Another famed member of society has lost a grueling battle against the coronavirus. According to a statement from Los Angeles City College, Tuskegee Airman Theodore Lumpkin Jr. has passed away at the age of 100.
On Friday (Jan. 8), LACC, where he attended from 1938 to 1940, announced that Lumpkin had passed away on Dec. 26 from complications of COVID-19. The Los Angeles native had been enrolled as a junior marketing major at UCLA before he was drafted into the military. In 1942, Lumpkin was assigned to the 100th Fighter Squadron in Tuskegee, Alabama. From there, he went on to become apart of the Tuskegee Airmen who escorted bombers in Europe.
“We’re carrying on his [legacy], but it’s an end of an era,” his son Ted Lumpkin III told the Los Angeles Times.
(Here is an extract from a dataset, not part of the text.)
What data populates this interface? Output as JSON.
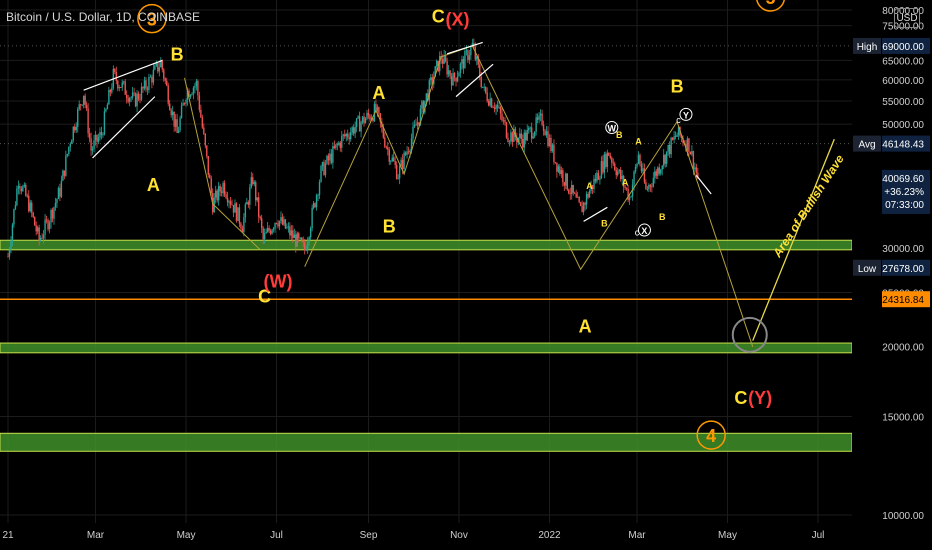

As a 2nd lieutenant with the U.S. Army Air Force, Lumpkin said that his vision wasn’t the best so he became an intelligence officer, who briefed pilots about missions during an overseas combat tour in Italy. During his time in the military, Lumpkin managed to obtain his bachelor’s and master’s degrees from the University of Southern California. While in school, Lumpkin met his wife Georgina and married her before he eventually retired from the Air Force as a lieutenant colonel.
In the years after his time in the military, Lumpkin didn’t mention his accolades as a Tuskegee Airman to his family until he was first honored on the reality show “That’s Incredible.” Years later, Lumpkin was one of several surviving members who was honored with the Congressional Gold Medal in 2007. Then, two years later, Lumpkin was also in attendance when President Barack Obama was inaugurated in 2009.
Lumpkin is one of the millions of people who have passed away due to complications from the coronavirus including Tommy “Tiny” Lister, former presidential candidate Herman Cain, and over 100 inmates in federal prisons around the country.